The suspension of the annual traditional festivals, popularly known as Oro and Liwe festivals, in Ikorodu this year due to the outbreak of the ravaging COVID-19 pandemic in the country has indeed come to many, particularly the traditionalists, as a surprise and an unusual break from the norm.
For many years, key traditional festivals, particularly Liwe and Magbo, have become very important annual outings in Ikorodu such that it has become almost impossible or a taboo not to celebrate them.
In recent time, there have been deluge of agitations by a section of the community that the festivals should either be outrightly abolished or restricted to a nocturnal affairs on the ground that there celebrations impede on the fundamental human rights of females whose movements are restricted for a whole day and prevented from going about their daily activities while the festival lasted.
In 2018 when the two festivals, which usually hold in May and June of every year, were about to be celebrated, Oba Kabiru Shotobi, the Ayangbure of Ikorodu who is the head of the traditional institution, issued a public statement to announce the date for the festivals and also warned that female residents should stay indoor during the festival.
The then Commissioner of Police in Lagos State swiftly issued a counter order to warn that no resident should be restricted from coming out during the festivals but despite the order by the police boss, the female residents were not allowed to come out during the festival that year and the status quo has remained since then.

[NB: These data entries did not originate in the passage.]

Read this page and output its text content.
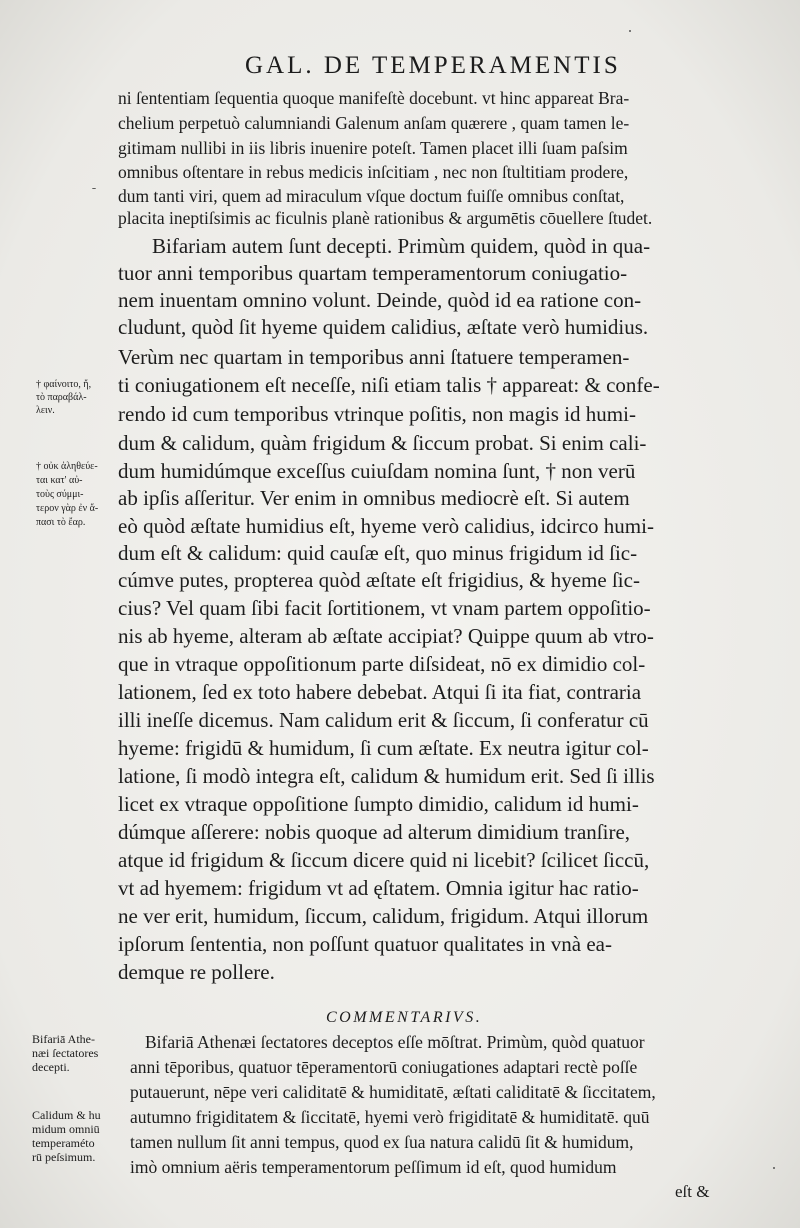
GAL. DE TEMPERAMENTIS
ni ſententiam ſequentia quoque manifeſtè docebunt. vt hinc appareat Bra-
chelium perpetuò calumniandi Galenum anſam quærere , quam tamen le-
gitimam nullibi in iis libris inuenire poteſt. Tamen placet illi ſuam paſsim
omnibus oſtentare in rebus medicis inſcitiam , nec non ſtultitiam prodere,
dum tanti viri, quem ad miraculum vſque doctum fuiſſe omnibus conſtat,
placita ineptiſsimis ac ficulnis planè rationibus & argumētis cōuellere ſtudet.
Bifariam autem ſunt decepti. Primùm quidem, quòd in qua-
tuor anni temporibus quartam temperamentorum coniugatio-
nem inuentam omnino volunt. Deinde, quòd id ea ratione con-
cludunt, quòd ſit hyeme quidem calidius, æſtate verò humidius.
Verùm nec quartam in temporibus anni ſtatuere temperamen-
ti coniugationem eſt neceſſe, niſi etiam talis † appareat: & confe-
rendo id cum temporibus vtrinque poſitis, non magis id humi-
dum & calidum, quàm frigidum & ſiccum probat. Si enim cali-
dum humidúmque exceſſus cuiuſdam nomina ſunt, † non verū
ab ipſis aſſeritur. Ver enim in omnibus mediocrè eſt. Si autem
eò quòd æſtate humidius eſt, hyeme verò calidius, idcirco humi-
dum eſt & calidum: quid cauſæ eſt, quo minus frigidum id ſic-
cúmve putes, propterea quòd æſtate eſt frigidius, & hyeme ſic-
cius? Vel quam ſibi facit ſortitionem, vt vnam partem oppoſitio-
nis ab hyeme, alteram ab æſtate accipiat? Quippe quum ab vtro-
que in vtraque oppoſitionum parte diſsideat, nō ex dimidio col-
lationem, ſed ex toto habere debebat. Atqui ſi ita fiat, contraria
illi ineſſe dicemus. Nam calidum erit & ſiccum, ſi conferatur cū
hyeme: frigidū & humidum, ſi cum æſtate. Ex neutra igitur col-
latione, ſi modò integra eſt, calidum & humidum erit. Sed ſi illis
licet ex vtraque oppoſitione ſumpto dimidio, calidum id humi-
dúmque aſſerere: nobis quoque ad alterum dimidium tranſire,
atque id frigidum & ſiccum dicere quid ni licebit? ſcilicet ſiccū,
vt ad hyemem: frigidum vt ad ęſtatem. Omnia igitur hac ratio-
ne ver erit, humidum, ſiccum, calidum, frigidum. Atqui illorum
ipſorum ſententia, non poſſunt quatuor qualitates in vnà ea-
demque re pollere.
† φαίνοιτο, ἤ,
τὸ παραβάλ-
λειν.
† οὐκ ἀληθεύε-
ται κατ' αὐ-
τοὺς σύμμι-
τερον γὰρ ἐν ἅ-
πασι τὸ ἔαρ.
COMMENTARIVS.
Bifariā Athenæi ſectatores deceptos eſſe mōſtrat. Primùm, quòd quatuor
anni tēporibus, quatuor tēperamentorū coniugationes adaptari rectè poſſe
putauerunt, nēpe veri caliditatē & humiditatē, æſtati caliditatē & ſiccitatem,
autumno frigiditatem & ſiccitatē, hyemi verò frigiditatē & humiditatē. quū
tamen nullum ſit anni tempus, quod ex ſua natura calidū ſit & humidum,
imò omnium aëris temperamentorum peſſimum id eſt, quod humidum
Bifariā Athe-
næi ſectatores
decepti.
Calidum & hu
midum omniū
temperaméto
rū peſsimum.
eſt &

But this year, the myth woven around the Oro festivals by the traditionalists over the years was put to a test as Liwe and Magbo, the two key annual traditional festivals which have vast followership in the traditional circle both in Ikorodu and beyond and which celebrations involved the restriction of the movement of female residents for 24 hours and a huge social gathering, could not hold due to the social distance order and the ban on public gathering issued by the government to curtail the spread of the coronavirus disease and surprisingly, there has been no opposition or complaints from the traditionalists who have always put up strong resistance against those calling for the cancellation of the annual festivals.
Rather than the usual restriction of movements and elaborate public gathering at Ejina in Ikorodu, there had only been a low key traditional rites by the traditionalists in the mid night to mark the festivals while the female residents and others went about their normal activities during the day unhindered, a situation which conformed with the popular demand that the festivals should be restricted to night affairs since the major rites involved in there celebration take place in the midnight, instead of restricting movement and paralyzing commercial activities for a whole day.

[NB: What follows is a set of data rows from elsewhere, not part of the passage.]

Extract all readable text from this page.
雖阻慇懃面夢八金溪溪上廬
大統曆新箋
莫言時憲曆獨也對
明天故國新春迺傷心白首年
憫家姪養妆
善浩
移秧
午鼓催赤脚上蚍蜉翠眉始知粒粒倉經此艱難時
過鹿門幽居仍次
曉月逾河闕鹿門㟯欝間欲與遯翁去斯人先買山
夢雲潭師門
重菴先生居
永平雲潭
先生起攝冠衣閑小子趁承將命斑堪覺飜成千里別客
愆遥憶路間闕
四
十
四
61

Even when information was making the round that the Oro festivals would take place this year despite the existence of COVID – 19, Oriwu Sun contacted Chief Memudu Oshin, Olumale Ilenla, Magbo, a key traditionalist in the town, to confirm the information and he said the festivals would not hold.
He equally confirmed that light traditional rites would be held round the town instead to ward off diseases and afflictions but that women would be allowed to move around.

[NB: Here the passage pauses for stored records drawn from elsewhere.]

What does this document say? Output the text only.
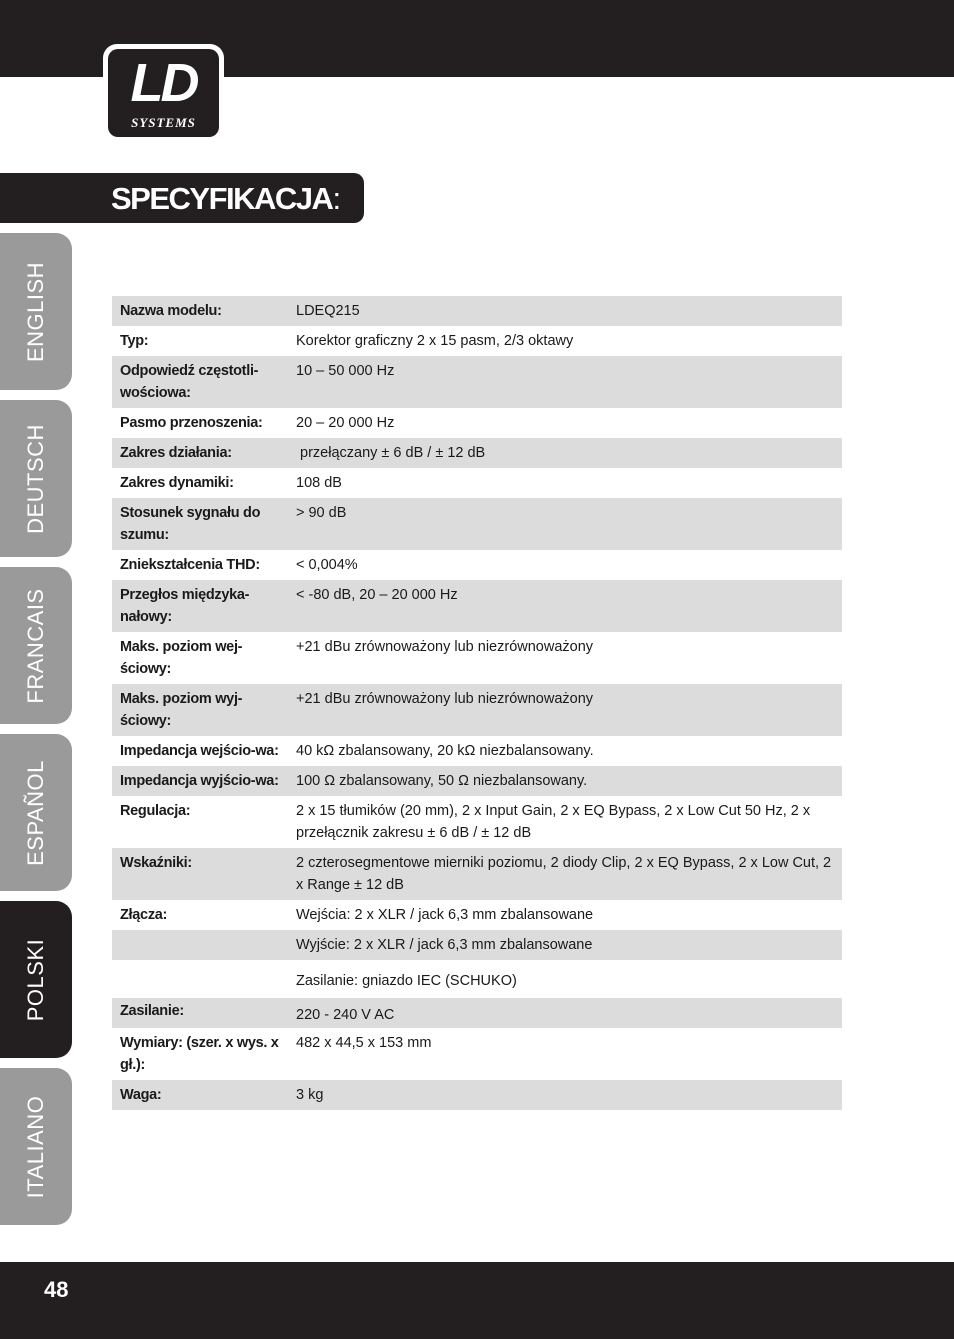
LD
SYSTEMS
SPECYFIKACJA:
ENGLISH
DEUTSCH
FRANCAIS
ESPAÑOL
POLSKI
ITALIANO
Nazwa modelu:	LDEQ215
Typ:	Korektor graficzny 2 x 15 pasm, 2/3 oktawy
Odpowiedź częstotli-wościowa:	10 – 50 000 Hz
Pasmo przenoszenia:	20 – 20 000 Hz
Zakres działania:	przełączany ± 6 dB / ± 12 dB
Zakres dynamiki:	108 dB
Stosunek sygnału do szumu:	> 90 dB
Zniekształcenia THD:	< 0,004%
Przegłos międzyka-nałowy:	< -80 dB, 20 – 20 000 Hz
Maks. poziom wej-ściowy:	+21 dBu zrównoważony lub niezrównoważony
Maks. poziom wyj-ściowy:	+21 dBu zrównoważony lub niezrównoważony
Impedancja wejścio-wa:	40 kΩ zbalansowany, 20 kΩ niezbalansowany.
Impedancja wyjścio-wa:	100 Ω zbalansowany, 50 Ω niezbalansowany.
Regulacja:	2 x 15 tłumików (20 mm), 2 x Input Gain, 2 x EQ Bypass, 2 x Low Cut 50 Hz, 2 x przełącznik zakresu ± 6 dB / ± 12 dB
Wskaźniki:	2 czterosegmentowe mierniki poziomu, 2 diody Clip, 2 x EQ Bypass, 2 x Low Cut, 2 x Range ± 12 dB
Złącza:	Wejścia: 2 x XLR / jack 6,3 mm zbalansowane
	Wyjście: 2 x XLR / jack 6,3 mm zbalansowane
	Zasilanie: gniazdo IEC (SCHUKO)
Zasilanie:	220 - 240 V AC
Wymiary: (szer. x wys. x gł.):	482 x 44,5 x 153 mm
Waga:	3 kg
48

Without doubt, the suspension of the Magbo and Liwe festivals in Ikorodu this year, the same way other religious activities have been suspended, has proved that COVID–19 is indeed a more dreaded and powerful phenomenon despite the myth attributed to these festivals by there custodians and other traditionalists.
Other festivals which there celebrations were affected by COVID-19 in Ikorodu are Odun Osu, Easter and Eid-el-fitri.